Six months after the national average for regular unleaded fuel reached the $2 mark, gasoline prices remain near that level.
From all appearances, U.S. consumers will have to get used to gas-pump grief into 2005.
Combine higher gasoline demand, historically low crude-oil inventories and a drop-off in refining capacity, and you end up with a market that refuses to retreat to the heady days of even buck-fifty gas.
“Consumers in the past have always been rewarded for these price spikes with prices going back to even lower levels,” said Ben Brockwell of the Oil Price Information Service, based in Rockville, Md. “This rally tells us we’ve moved over into a new world order of oil pricing, which are record numbers sustained over a long period of time with very little relief in sight.”
The commodity futures market is betting that prices aren’t falling anytime soon – and not much at all in 2005.
The January contract for West Texas Intermediate light crude closed Monday at $49.76 a barrel. That’s down from the all-time high of $55.87 Oct. 22 but still well above the $26 levels of 14 months ago. Looking at futures prices through the end of 2005, oil prices are not expected to fall lower than $45 a barrel.
Eric Bolling, a crude oil futures trader at the New York Mercantile Exchange, said uncertainties are prompting the market to value oil at high levels well into 2005.
“As you go further out, there are all these question marks that remain,” he said. “Whether or not there will be problems with supply, whether the weather is bad or not this winter, whether or not there will be terrorism. So many things affect the crude oil price.”
Normally, the oil markets would respond to higher prices with higher output. But in the past 18 months, Brockwell said, excess refining capacity has dropped from 3 million barrels a day to less than 500,000. Without that excess capacity, refiners simply cannot respond with a flick of the switch.
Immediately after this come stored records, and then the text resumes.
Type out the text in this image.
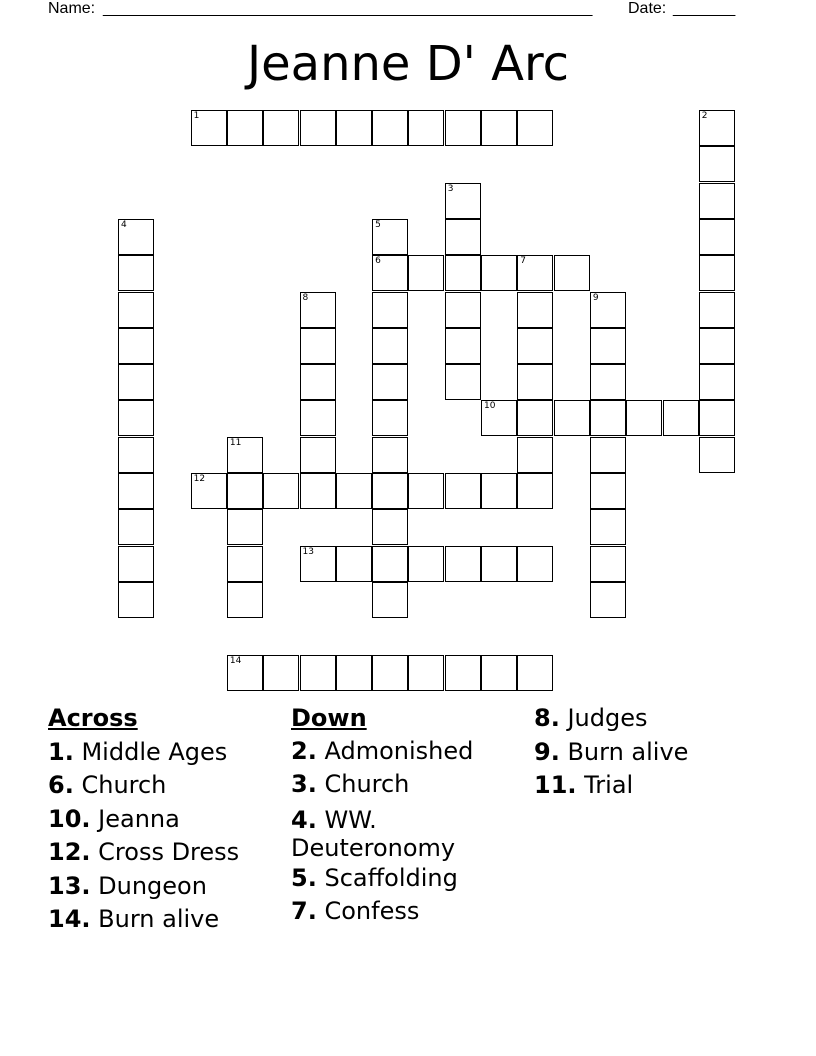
Name: _______________________________________________________ Date: _______
Jeanne D' Arc
1	2
3
4	5
6	7
8	9
10
11
12
13
14
Across
1. Middle Ages
6. Church
10. Jeanna
12. Cross Dress
13. Dungeon
14. Burn alive
Down
2. Admonished
3. Church
4. WW.
Deuteronomy
5. Scaffolding
7. Confess
8. Judges
9. Burn alive
11. Trial
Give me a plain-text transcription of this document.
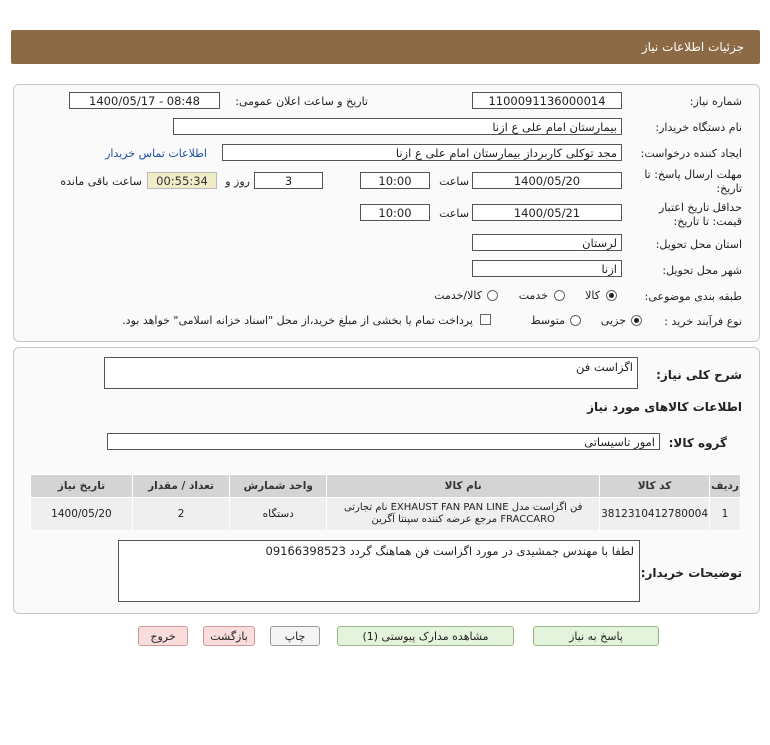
جزئیات اطلاعات نیاز
شماره نیاز:
1100091136000014
تاریخ و ساعت اعلان عمومی:
1400/05/17 - 08:48
نام دستگاه خریدار:
بیمارستان امام علی ع ازنا
ایجاد کننده درخواست:
مجد توکلی کاربرداز بیمارستان امام علی ع ازنا
اطلاعات تماس خریدار
مهلت ارسال پاسخ: تا
تاریخ:
1400/05/20
ساعت
10:00
3
روز و
00:55:34
ساعت باقی مانده
حداقل تاریخ اعتبار
قیمت: تا تاریخ:
1400/05/21
ساعت
10:00
استان محل تحویل:
لرستان
شهر محل تحویل:
ازنا
طبقه بندی موضوعی:
کالا
خدمت
کالا/خدمت
نوع فرآیند خرید :
جزیی
متوسط
پرداخت تمام یا بخشی از مبلغ خرید،از محل "اسناد خزانه اسلامی" خواهد بود.
شرح کلی نیاز:
اگزاست فن
اطلاعات کالاهای مورد نیاز
گروه کالا:
امور تاسیساتی
ردیف	کد کالا	نام کالا	واحد شمارش	تعداد / مقدار	تاریخ نیاز
1	3812310412780004	فن اگزاست مدل EXHAUST FAN PAN LINE نام تجارتی
FRACCARO مرجع عرضه کننده سپنتا آگرین	دستگاه	2	1400/05/20
توضیحات خریدار:
لطفا با مهندس جمشیدی در مورد اگزاست فن هماهنگ گردد 09166398523
پاسخ به نیاز
مشاهده مدارک پیوستی (1)
چاپ
بازگشت
خروج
“At these prices, everybody wants to have oil, refine oil and sell oil,” Brockwell said. “Everybody and his brother who has the wherewithal to invest in oil-refining capacity is going to do so. The heartbeat is already quickening for them to put even more oil out in the market and take advantage of these high prices.”
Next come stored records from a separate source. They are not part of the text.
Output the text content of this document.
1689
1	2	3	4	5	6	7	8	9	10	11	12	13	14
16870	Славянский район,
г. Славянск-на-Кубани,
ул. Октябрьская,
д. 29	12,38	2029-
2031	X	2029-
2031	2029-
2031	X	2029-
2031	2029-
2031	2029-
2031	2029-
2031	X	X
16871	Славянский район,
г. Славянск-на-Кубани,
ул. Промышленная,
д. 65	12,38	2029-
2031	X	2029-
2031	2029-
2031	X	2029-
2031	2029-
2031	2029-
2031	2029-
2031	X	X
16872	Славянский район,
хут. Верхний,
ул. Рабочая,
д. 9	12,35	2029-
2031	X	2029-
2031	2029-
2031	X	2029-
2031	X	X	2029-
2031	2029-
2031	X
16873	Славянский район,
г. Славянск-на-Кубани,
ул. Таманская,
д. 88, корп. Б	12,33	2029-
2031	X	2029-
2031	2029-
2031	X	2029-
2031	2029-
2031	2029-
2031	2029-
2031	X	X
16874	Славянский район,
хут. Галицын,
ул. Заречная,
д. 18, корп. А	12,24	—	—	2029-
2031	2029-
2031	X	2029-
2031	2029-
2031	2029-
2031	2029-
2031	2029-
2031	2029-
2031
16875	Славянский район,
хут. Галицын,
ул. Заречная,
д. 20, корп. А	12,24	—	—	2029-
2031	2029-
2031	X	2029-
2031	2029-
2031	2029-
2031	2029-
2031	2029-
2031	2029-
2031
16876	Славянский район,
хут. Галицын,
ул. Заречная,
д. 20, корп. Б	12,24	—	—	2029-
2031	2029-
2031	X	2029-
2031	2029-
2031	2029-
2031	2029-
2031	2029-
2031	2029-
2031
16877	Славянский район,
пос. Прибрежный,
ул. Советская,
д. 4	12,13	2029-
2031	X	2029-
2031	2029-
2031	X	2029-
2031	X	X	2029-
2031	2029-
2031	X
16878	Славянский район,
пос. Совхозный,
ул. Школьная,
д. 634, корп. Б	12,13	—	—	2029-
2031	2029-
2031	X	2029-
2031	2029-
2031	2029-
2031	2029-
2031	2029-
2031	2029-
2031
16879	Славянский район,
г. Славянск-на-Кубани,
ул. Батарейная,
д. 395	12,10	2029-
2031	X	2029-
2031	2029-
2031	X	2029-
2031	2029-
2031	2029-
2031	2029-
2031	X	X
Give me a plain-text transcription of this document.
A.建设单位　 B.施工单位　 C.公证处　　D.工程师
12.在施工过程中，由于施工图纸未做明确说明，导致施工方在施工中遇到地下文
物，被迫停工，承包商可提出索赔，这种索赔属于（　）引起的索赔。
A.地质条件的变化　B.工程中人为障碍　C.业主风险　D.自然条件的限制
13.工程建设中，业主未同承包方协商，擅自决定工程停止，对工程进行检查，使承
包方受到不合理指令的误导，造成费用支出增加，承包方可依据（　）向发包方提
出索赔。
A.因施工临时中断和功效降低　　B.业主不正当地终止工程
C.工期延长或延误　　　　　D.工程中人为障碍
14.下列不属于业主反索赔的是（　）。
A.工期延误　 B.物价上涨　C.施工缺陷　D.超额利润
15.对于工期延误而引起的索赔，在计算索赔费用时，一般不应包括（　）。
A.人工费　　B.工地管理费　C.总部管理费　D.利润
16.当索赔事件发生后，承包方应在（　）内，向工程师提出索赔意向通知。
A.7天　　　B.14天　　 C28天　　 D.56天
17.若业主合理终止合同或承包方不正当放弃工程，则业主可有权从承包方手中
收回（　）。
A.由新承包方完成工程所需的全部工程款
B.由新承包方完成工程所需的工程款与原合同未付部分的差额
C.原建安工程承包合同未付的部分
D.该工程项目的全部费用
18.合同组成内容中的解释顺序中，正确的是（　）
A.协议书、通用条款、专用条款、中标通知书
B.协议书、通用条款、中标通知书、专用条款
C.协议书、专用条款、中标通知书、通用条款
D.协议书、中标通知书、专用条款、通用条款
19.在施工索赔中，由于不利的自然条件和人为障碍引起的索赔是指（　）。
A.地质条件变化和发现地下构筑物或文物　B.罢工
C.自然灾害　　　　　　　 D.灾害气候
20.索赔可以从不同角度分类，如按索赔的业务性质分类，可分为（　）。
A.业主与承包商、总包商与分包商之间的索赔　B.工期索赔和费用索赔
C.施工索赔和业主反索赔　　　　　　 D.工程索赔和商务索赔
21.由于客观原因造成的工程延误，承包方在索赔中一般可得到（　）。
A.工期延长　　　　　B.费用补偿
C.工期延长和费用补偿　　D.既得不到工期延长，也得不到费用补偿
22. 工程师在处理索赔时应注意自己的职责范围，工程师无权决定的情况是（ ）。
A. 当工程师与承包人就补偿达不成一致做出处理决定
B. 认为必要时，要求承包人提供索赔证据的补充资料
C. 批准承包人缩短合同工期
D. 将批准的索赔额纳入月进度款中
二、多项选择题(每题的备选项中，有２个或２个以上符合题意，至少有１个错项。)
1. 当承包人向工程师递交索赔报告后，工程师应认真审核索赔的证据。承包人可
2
Oil prices hinge on a number of factors that make prediction elusive.
For example, the Centre for Global Energy Studies, a London-based forecaster founded by former Saudi Arabian oil minister Sheikh Zaki Yamani, predicted last week that Brent crude will average $36.70 a barrel in 2005 with a normal winter – or $48 a barrel with a harsh winter.
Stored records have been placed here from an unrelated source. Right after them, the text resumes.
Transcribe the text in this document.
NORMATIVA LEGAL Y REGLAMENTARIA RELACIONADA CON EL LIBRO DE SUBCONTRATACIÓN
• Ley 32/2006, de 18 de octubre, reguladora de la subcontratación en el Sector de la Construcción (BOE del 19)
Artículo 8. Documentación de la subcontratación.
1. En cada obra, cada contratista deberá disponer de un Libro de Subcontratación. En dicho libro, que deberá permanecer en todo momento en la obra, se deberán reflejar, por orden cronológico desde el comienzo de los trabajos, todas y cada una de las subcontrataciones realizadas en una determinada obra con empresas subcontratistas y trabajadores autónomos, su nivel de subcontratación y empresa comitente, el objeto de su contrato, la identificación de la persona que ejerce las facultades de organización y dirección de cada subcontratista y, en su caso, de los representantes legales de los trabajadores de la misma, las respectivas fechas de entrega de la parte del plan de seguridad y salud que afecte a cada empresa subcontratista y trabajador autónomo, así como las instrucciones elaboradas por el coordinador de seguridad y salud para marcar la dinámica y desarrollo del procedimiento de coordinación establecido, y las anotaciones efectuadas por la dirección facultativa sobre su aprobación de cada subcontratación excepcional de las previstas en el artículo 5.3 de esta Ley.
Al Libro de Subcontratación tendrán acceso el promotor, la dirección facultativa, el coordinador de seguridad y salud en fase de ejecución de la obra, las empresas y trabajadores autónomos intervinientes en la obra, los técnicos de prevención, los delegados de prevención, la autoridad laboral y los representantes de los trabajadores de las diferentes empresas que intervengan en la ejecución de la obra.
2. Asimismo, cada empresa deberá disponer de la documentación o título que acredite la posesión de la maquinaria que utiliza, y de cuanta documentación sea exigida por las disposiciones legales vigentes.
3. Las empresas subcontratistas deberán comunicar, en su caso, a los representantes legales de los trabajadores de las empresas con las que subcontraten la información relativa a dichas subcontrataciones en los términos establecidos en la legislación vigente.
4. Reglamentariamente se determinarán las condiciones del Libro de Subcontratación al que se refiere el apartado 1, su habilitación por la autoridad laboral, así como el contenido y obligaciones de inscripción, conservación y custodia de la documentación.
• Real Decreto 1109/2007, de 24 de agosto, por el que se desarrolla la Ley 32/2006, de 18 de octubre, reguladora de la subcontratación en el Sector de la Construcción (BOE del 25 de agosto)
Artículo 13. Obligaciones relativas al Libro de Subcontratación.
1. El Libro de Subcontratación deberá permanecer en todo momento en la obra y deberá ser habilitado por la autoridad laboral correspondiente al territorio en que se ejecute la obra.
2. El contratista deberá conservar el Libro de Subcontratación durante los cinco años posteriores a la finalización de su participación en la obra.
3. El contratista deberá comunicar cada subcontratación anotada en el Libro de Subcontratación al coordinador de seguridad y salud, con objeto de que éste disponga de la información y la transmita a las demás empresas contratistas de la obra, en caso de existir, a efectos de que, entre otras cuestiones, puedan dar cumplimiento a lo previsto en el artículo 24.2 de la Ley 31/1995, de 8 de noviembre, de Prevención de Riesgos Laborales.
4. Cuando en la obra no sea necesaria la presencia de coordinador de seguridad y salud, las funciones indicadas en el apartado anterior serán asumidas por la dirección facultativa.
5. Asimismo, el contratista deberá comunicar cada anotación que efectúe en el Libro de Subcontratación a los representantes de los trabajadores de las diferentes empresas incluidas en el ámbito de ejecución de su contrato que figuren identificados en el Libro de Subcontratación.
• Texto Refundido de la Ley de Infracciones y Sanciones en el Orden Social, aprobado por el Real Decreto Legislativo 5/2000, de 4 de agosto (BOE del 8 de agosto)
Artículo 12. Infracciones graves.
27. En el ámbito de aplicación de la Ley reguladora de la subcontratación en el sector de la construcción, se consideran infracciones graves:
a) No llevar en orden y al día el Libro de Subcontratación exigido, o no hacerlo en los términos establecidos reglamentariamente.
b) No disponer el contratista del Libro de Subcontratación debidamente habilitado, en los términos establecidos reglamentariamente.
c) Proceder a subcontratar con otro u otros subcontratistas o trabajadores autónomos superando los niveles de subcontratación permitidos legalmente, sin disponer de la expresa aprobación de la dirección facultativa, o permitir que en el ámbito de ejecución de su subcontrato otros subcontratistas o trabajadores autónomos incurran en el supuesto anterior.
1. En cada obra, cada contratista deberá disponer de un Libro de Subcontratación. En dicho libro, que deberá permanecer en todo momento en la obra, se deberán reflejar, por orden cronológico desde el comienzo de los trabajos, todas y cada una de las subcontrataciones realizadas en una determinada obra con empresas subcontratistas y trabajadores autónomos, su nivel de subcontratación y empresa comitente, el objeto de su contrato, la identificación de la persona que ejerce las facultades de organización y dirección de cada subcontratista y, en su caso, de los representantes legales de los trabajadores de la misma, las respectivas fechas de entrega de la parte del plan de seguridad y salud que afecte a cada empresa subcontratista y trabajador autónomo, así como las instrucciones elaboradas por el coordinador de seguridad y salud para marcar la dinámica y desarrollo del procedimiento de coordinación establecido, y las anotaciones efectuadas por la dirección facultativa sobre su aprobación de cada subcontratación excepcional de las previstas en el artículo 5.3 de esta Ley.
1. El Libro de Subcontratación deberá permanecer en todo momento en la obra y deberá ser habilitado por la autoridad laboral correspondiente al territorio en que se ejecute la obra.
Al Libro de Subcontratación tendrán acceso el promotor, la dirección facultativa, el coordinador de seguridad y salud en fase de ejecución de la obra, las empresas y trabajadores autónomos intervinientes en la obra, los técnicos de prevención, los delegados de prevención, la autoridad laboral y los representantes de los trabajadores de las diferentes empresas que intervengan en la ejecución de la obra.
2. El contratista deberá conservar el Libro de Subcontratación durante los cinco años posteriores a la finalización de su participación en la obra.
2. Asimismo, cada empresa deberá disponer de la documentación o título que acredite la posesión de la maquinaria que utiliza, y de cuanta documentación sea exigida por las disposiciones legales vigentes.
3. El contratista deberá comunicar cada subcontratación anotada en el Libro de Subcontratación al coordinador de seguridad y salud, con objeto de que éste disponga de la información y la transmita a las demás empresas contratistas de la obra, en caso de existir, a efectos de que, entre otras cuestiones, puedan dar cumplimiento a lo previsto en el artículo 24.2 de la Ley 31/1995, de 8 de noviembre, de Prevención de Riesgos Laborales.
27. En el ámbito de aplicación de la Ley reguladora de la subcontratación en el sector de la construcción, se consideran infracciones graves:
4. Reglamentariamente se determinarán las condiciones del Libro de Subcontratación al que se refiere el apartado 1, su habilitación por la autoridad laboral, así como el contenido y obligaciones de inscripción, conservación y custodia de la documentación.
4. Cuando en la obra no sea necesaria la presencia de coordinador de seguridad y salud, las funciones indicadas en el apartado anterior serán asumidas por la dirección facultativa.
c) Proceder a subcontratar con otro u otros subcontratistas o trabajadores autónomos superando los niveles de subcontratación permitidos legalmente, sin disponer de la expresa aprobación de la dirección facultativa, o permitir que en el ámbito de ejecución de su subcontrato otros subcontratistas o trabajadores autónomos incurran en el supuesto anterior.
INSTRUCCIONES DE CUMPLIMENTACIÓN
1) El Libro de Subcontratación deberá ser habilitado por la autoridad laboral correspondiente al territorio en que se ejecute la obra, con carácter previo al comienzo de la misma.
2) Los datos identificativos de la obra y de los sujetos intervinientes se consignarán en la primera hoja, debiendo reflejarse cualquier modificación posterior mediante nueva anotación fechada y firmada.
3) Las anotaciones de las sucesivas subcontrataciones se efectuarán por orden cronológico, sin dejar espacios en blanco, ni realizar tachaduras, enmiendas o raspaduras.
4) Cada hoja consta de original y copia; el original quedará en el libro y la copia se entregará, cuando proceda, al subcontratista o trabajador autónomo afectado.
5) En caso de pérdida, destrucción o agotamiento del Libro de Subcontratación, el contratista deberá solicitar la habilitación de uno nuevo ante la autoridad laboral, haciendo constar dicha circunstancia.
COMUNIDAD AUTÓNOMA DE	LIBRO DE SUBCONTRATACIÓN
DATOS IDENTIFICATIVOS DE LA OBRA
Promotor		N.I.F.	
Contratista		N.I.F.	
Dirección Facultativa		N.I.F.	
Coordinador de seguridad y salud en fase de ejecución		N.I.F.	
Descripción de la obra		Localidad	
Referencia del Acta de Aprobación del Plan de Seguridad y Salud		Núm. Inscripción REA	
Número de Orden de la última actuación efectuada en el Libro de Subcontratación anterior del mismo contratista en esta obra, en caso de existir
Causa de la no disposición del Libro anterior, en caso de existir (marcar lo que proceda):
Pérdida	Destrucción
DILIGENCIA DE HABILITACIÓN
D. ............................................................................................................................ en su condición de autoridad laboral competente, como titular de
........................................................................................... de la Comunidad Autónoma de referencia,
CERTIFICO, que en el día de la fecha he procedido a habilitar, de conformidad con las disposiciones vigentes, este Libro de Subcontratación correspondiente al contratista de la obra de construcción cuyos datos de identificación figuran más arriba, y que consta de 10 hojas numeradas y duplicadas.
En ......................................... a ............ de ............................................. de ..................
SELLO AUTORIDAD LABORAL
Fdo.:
Other variables can fly into the picture: hurricanes in the Gulf of Mexico, terrorist attacks in the Middle East and, among others, labor disputes in leading oil-producing countries.
In the near term, the U.S. Energy Information Administration offers a gloomy forecast for gasoline prices. Its monthly outlook report Nov. 9 said drop-offs in gas prices are unlikely. More likely, it said, prices will rise 10 to 15 cents a gallon by spring.
For Cincinnati resident Lanier Walker, more expensive gasoline meant a more expensive Thanksgiving road trip to Charlotte, N.C., and Charleston, S.C. in his Chrysler Concorde LXI. Even though he doesn’t make a big fuss about the higher prices, Walker is skeptical of them.
“I think somebody’s making a hell of a lot of profit on it,” he said. “This is definitely not supply and demand.”